Parasole Sale to Equity Group Called Off

COVID-19 sinks the deal for Manny’s, Pittsburgh Blue, and Salut

Courtesy Pittsburgh Blue/Facebook

The deal made headlines: Storied local restaurant group Parasole sold to a local private equity group that promised to keep the integrity of the restaurants in tact.

Manny’s would remain the spot for power steak dinners. Pittsburgh Blue would continue its growth in the upscale suburban market. Sure, we had some laughs at the fact that FS Funds also owned a couple of south suburban Original Pancake Houses. But this was good news.

And then.

Less than two weeks after the deal went public, the governor of Minnesota closed all restaurants around the state. It made me wonder what was happening with the deal and whether any smart investor would want to pay big money for the uncertain future of dine-in restaurants.

“The deal is off the table,” Parasole’s longtime marketing head Kip Clayton told me. “At least for now.

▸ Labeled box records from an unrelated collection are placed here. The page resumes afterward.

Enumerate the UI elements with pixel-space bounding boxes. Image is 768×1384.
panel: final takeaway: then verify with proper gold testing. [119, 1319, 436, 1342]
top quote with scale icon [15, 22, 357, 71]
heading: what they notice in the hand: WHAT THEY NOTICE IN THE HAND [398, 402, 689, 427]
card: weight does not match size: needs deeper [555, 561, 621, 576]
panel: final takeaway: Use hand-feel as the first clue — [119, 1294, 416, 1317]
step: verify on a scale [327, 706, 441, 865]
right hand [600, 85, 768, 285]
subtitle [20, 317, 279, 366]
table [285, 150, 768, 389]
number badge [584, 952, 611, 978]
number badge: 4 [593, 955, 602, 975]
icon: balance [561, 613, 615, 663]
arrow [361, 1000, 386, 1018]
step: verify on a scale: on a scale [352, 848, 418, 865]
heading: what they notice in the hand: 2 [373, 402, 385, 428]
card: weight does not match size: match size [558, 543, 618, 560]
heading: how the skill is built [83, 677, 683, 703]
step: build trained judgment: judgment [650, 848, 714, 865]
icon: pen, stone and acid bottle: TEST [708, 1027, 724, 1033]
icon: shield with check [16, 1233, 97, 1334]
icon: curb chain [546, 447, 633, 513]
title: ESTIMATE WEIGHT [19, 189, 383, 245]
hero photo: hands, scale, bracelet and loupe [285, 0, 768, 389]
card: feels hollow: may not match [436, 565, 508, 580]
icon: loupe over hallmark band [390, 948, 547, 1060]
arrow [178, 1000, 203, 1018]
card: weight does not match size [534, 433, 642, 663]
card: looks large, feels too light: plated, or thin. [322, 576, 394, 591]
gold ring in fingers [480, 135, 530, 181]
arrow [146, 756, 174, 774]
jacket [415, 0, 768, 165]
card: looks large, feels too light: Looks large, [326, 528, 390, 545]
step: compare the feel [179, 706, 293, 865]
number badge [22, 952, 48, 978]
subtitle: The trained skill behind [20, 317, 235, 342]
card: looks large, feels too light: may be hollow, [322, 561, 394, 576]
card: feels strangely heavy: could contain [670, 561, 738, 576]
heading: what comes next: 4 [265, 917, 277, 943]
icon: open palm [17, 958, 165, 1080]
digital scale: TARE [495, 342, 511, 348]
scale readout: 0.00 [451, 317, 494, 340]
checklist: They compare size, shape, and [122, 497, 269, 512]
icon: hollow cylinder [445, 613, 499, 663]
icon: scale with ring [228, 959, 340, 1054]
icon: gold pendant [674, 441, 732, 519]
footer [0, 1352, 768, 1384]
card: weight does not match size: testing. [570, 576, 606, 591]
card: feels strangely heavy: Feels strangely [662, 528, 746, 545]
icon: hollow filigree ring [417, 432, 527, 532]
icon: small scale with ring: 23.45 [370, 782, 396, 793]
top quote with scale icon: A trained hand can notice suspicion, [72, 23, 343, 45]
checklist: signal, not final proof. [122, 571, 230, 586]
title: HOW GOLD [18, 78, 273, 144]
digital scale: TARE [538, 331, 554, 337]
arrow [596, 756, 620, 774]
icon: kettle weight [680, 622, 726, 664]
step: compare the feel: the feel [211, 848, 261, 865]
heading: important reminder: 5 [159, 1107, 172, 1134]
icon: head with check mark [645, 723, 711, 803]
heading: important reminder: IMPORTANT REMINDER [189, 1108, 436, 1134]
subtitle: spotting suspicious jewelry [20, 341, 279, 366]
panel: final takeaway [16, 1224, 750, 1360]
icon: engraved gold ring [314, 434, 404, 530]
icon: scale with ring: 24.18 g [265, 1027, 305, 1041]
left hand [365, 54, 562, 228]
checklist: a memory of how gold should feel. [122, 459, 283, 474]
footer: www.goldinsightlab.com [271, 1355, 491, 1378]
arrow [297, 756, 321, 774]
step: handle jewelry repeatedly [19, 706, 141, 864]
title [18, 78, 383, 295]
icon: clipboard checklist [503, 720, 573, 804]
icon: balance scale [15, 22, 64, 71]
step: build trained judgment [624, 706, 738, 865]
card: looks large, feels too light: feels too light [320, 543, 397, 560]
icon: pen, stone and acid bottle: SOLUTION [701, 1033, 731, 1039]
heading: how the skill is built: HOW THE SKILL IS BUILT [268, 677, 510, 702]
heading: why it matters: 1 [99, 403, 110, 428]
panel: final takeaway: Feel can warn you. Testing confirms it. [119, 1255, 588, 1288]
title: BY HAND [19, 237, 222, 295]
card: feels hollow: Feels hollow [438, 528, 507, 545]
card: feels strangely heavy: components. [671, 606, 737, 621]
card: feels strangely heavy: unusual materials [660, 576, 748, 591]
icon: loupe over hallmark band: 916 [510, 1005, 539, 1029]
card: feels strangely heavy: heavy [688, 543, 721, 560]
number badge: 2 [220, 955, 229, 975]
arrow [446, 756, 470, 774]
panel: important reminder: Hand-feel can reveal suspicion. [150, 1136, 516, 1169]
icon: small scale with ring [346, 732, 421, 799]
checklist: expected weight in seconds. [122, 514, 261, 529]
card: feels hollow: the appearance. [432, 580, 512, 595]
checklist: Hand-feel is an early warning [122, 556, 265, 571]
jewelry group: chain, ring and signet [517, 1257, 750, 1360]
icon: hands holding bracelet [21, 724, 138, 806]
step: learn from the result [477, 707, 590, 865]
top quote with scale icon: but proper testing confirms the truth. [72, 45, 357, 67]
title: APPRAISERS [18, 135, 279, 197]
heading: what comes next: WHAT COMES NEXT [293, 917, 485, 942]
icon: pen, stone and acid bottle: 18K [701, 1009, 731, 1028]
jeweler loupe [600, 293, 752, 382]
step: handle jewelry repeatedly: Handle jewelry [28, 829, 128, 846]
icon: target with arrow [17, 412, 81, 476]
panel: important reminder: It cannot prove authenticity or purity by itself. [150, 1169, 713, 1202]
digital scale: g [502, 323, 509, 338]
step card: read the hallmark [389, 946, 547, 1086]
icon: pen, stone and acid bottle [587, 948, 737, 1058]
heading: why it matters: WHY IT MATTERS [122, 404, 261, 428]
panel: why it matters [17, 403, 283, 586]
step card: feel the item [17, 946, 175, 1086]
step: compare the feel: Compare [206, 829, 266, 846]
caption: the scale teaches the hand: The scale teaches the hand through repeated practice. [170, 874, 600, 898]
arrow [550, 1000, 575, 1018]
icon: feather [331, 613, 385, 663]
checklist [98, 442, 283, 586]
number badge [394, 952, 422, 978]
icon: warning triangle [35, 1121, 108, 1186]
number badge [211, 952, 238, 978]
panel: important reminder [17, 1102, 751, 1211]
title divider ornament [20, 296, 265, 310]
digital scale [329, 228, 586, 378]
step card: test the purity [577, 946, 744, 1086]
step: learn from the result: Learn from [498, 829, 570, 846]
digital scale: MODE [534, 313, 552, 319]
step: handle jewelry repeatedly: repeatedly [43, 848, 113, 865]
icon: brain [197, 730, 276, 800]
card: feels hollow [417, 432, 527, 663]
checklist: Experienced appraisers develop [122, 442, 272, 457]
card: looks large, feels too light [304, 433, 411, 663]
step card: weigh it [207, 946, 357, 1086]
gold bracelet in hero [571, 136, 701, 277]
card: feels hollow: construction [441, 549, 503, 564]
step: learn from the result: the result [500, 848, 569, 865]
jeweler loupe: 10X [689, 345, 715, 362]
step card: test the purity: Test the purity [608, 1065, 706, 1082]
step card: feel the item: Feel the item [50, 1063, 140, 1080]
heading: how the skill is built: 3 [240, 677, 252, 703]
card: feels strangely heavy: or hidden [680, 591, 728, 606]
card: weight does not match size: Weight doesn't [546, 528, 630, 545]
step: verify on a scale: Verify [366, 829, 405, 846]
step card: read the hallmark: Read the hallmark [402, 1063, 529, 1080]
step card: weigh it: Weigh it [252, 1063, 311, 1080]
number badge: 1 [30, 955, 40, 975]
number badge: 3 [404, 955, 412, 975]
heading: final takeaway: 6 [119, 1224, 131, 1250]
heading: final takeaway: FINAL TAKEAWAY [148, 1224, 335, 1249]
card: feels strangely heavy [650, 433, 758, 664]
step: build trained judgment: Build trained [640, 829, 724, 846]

All of our energy has gone into conserving cash while maintaining insurance for our employees.”

Parasole is owned by seven shareholders (three majority). The founders are in their 80s, with many senior staff members in their 60s. They had really wanted to find a buyer for the entire business, not just someone to buy the steakhouses, and someone else to take Chino Latino, and another buyer for the Good Earth—and then who knows what happens to Salut or Burger Jones?

Parasole applied for and received 13 separate loan packages, one for each restaurant, from the SBA. What’s next? “Restocking hundreds of thousand of dollars in restaurant inventory, implementing additional safeguards, intensive employee training, adding more sanitizing stations, and implementing social distancing of dining tables,” Clayton says.

All the Parasole locations completely closed down instead of doing curbside takeout. One thousand employees furloughed. Painful, but probably the smart move considering the uncertainty over the ownership of the restaurants. Not to mention the reality that most people probably don’t want to do a steak curbside.

But what will life be like on the other side? “We really don’t know what the new abnormal will bring,” Clayton told me. “We intend to stagger our restaurant reopenings so we learn lessons from the initial openings that can be applied to later openings.”